The White House seemed flustered by the announcement of the Nobel award and at press time, had yet to issue a formal statement. "We don't know if we'll have anything to say on it," a press officer told AlterNet, "and if we do, it will probably be later this afternoon."


Bush did call his predecessor to congratulate him and the two spoke for a few minutes.

"It was a friendly conversation," said White House press secretary Ari Fleischer, when asked by reporters. But he declined to respond to prize committee chairman Berge's statement. "The president thinks this is a great day for Jimmy Carter and that's what he's going to focus on," he said.

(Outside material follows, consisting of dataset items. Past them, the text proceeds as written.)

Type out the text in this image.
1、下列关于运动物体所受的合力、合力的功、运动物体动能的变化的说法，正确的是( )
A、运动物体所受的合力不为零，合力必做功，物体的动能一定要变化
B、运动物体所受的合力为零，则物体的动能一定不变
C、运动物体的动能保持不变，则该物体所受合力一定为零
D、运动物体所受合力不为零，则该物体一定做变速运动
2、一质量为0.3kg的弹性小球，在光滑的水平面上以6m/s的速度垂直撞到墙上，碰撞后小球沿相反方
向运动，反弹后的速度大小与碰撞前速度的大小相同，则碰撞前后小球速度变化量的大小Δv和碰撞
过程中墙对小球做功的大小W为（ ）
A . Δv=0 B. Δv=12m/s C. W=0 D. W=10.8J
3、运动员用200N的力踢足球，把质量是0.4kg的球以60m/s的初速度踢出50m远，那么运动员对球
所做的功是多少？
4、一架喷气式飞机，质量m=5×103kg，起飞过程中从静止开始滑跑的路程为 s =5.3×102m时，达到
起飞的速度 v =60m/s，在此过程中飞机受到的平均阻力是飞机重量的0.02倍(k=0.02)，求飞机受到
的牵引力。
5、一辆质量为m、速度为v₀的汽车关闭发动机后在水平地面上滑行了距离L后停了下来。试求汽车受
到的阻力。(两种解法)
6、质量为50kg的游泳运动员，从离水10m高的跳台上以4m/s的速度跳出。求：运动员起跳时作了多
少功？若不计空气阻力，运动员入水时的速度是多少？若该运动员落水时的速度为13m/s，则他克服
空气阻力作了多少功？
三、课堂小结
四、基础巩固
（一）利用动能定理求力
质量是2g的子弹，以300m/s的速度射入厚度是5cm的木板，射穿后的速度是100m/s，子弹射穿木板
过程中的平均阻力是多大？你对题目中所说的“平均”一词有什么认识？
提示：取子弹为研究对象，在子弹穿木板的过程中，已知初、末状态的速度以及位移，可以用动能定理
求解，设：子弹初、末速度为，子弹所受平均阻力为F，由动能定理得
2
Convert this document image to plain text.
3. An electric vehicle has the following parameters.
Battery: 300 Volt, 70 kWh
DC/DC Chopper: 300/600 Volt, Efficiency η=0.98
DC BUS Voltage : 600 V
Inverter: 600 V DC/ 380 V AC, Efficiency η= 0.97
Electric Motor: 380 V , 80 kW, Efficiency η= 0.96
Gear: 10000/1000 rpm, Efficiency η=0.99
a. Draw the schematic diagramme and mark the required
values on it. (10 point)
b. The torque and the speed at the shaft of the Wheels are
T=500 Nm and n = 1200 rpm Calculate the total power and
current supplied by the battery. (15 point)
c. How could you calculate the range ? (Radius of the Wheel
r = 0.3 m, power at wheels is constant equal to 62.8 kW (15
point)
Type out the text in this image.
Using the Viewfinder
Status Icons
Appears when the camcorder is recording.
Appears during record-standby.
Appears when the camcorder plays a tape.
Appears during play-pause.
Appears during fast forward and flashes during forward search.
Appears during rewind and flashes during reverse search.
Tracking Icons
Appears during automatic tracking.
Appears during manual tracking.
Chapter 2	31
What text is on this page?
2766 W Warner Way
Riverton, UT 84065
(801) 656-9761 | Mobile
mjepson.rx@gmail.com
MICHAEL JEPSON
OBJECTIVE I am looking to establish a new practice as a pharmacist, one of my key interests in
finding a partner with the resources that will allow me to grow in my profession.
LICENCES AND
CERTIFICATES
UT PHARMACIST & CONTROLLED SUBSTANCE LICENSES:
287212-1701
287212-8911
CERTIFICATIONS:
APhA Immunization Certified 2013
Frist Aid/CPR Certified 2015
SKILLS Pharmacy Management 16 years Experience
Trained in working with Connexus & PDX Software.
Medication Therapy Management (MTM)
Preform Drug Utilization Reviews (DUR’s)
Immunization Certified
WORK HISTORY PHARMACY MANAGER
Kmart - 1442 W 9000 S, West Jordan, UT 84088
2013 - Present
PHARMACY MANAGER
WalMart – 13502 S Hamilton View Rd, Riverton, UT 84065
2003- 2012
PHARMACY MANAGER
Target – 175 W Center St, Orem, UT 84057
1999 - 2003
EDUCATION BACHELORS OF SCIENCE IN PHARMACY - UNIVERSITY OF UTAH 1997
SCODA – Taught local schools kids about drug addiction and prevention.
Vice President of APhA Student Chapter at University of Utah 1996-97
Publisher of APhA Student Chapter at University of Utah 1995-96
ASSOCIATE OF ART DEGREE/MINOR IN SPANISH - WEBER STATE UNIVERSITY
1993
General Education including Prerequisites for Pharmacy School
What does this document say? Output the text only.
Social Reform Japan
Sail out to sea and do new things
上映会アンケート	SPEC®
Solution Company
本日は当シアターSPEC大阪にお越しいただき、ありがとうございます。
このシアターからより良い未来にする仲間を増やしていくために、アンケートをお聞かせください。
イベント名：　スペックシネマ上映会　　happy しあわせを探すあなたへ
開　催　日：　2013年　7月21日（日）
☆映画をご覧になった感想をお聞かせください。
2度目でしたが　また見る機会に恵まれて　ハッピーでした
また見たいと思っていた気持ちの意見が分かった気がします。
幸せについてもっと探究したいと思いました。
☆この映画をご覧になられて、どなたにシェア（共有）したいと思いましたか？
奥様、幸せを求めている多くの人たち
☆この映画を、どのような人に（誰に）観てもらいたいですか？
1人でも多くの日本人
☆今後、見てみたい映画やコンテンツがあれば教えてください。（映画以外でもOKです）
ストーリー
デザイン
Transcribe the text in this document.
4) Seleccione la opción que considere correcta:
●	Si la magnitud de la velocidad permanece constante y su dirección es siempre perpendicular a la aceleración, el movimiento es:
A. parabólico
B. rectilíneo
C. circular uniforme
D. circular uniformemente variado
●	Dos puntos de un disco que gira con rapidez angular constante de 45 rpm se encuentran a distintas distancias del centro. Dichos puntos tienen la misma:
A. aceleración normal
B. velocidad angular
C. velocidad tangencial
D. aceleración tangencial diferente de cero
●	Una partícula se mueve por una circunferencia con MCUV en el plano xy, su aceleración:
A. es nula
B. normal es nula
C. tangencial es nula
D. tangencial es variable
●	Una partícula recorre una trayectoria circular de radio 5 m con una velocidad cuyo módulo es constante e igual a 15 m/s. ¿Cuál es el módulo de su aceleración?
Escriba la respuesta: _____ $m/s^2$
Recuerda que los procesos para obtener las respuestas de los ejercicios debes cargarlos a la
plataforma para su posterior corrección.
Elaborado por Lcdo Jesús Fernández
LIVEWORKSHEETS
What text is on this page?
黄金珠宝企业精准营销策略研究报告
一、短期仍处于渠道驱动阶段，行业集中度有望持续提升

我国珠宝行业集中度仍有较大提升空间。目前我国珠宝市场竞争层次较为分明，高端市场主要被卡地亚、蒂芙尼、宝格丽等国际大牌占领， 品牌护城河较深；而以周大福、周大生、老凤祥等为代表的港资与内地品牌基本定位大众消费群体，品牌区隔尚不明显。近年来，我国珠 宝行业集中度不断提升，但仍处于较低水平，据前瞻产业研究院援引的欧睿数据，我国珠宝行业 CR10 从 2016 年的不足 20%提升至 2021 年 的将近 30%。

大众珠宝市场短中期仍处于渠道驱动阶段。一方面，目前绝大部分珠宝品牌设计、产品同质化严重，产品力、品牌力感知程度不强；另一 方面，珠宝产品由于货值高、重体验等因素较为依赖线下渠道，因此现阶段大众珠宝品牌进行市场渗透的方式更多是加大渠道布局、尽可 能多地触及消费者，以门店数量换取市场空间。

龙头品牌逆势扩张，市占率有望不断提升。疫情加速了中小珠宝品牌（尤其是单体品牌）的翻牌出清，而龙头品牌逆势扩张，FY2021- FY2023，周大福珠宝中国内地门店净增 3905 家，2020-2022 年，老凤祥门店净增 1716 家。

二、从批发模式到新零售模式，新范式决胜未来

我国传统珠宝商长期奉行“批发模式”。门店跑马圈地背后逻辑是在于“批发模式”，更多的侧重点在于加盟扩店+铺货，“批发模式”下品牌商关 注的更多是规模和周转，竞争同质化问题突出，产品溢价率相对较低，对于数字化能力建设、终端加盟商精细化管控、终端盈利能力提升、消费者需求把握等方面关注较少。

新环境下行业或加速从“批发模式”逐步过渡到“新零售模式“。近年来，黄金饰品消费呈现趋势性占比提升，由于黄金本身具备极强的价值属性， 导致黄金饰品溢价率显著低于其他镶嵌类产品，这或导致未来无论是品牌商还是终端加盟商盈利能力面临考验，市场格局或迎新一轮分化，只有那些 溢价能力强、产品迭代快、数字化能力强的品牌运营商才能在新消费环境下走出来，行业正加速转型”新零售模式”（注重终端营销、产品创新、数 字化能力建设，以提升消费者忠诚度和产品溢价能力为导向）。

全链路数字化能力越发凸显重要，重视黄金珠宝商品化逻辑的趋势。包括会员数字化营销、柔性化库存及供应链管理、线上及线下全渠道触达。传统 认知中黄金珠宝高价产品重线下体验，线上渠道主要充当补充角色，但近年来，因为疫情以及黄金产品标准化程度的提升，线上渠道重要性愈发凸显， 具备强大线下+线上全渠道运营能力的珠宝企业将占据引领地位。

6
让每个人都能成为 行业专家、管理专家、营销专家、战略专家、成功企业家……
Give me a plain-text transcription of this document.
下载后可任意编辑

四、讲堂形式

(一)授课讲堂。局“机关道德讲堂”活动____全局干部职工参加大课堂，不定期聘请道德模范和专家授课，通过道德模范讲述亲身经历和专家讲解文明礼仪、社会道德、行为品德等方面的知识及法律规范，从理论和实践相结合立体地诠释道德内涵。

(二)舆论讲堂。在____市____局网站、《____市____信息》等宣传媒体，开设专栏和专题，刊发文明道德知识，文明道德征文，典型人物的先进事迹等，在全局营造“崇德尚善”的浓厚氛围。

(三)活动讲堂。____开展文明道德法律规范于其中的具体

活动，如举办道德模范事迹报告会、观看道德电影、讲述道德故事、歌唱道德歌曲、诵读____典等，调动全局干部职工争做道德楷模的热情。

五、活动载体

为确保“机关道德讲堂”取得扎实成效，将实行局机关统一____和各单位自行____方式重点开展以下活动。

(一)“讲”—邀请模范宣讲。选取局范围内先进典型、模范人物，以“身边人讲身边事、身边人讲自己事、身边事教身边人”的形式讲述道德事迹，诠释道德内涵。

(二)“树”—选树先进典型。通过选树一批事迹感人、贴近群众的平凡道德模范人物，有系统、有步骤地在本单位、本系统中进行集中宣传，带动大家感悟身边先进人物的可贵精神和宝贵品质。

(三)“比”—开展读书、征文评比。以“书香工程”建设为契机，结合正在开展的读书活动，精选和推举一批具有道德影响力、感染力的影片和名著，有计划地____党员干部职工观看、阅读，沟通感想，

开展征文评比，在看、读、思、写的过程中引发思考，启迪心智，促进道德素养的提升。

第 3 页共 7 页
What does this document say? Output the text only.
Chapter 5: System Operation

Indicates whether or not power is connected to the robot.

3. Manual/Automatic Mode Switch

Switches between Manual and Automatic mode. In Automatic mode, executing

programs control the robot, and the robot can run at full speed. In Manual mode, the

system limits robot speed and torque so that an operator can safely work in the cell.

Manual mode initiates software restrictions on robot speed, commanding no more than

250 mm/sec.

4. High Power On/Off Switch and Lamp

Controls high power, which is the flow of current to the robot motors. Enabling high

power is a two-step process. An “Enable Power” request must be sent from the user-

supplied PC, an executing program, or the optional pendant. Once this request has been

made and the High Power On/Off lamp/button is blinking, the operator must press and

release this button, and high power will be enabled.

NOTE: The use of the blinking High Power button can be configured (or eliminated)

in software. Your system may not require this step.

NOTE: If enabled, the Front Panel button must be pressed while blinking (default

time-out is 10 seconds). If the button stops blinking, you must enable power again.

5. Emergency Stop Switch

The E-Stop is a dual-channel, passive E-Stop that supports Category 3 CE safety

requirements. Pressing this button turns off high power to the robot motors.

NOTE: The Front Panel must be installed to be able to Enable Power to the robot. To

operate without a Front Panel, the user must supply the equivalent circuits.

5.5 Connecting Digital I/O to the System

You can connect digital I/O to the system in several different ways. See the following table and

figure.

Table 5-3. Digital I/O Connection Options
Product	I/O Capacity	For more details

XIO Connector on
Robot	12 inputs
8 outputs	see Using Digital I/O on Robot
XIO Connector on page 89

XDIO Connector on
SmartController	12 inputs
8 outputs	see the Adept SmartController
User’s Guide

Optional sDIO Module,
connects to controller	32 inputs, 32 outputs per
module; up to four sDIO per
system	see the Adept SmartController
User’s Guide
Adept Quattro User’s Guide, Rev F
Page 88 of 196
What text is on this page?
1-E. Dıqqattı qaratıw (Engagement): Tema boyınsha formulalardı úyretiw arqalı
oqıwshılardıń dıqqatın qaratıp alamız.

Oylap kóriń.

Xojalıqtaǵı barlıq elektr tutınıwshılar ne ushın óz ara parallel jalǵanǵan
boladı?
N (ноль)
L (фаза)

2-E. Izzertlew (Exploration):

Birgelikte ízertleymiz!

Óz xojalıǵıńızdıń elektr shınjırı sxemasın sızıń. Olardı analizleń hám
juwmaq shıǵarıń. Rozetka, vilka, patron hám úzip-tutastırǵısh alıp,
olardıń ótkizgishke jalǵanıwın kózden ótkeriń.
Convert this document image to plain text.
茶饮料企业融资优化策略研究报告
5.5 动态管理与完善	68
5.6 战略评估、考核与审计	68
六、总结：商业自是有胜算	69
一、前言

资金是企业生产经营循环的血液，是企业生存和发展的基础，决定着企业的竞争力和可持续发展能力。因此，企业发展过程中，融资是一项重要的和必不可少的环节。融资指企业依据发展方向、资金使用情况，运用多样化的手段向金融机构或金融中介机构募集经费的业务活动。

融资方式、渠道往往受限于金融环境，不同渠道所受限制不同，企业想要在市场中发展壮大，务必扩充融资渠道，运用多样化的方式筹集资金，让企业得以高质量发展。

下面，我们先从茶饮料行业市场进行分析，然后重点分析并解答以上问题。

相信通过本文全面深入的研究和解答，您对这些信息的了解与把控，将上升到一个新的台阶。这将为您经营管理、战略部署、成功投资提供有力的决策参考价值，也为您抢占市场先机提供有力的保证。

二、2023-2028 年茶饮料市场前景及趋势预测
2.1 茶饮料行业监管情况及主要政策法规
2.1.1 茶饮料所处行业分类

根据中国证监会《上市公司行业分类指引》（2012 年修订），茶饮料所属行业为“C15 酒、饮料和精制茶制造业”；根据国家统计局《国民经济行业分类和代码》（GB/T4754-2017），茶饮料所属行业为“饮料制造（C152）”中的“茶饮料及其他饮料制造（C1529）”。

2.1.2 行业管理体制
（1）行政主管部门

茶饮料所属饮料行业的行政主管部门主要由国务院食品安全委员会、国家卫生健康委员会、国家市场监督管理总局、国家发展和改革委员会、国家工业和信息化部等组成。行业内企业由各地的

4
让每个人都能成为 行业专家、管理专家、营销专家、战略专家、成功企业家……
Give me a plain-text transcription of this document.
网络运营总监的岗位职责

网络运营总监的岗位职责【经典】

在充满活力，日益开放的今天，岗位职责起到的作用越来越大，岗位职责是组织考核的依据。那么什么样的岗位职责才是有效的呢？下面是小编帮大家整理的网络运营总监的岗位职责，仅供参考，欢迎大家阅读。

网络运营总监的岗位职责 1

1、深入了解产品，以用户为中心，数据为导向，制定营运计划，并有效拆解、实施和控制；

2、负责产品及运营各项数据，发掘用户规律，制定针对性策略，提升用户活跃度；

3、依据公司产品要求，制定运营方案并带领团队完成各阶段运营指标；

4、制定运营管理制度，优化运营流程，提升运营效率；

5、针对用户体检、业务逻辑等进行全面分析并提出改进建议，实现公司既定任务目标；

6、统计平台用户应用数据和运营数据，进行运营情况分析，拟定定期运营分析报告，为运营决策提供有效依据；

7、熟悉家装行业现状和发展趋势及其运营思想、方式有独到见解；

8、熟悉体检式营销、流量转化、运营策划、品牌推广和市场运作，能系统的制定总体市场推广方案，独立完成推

Carter has also declined to comment on the implied criticism of the Bush administration's handling of the crisis with Iraq. "I hope this award reflects a universal acceptance and even embrace of this broad-based concept of human rights," he said. But in a CNN interview on Larry King, he clearly stated that he would have voted no on Thursday's congressional resolution allowing the president to use force against Iraq.


Few doubt that Carter will soon be using his renewed celebrity to press his case against the excesses of the uber-hawks. And many around the world would certainly want him to do just that.


"I think the world will generally accept this award as being a very positive sign from the rest of the world about how we would like to see the U.S. behave in world affairs," noted Canadian Foreign Affairs Minister Bill Graham.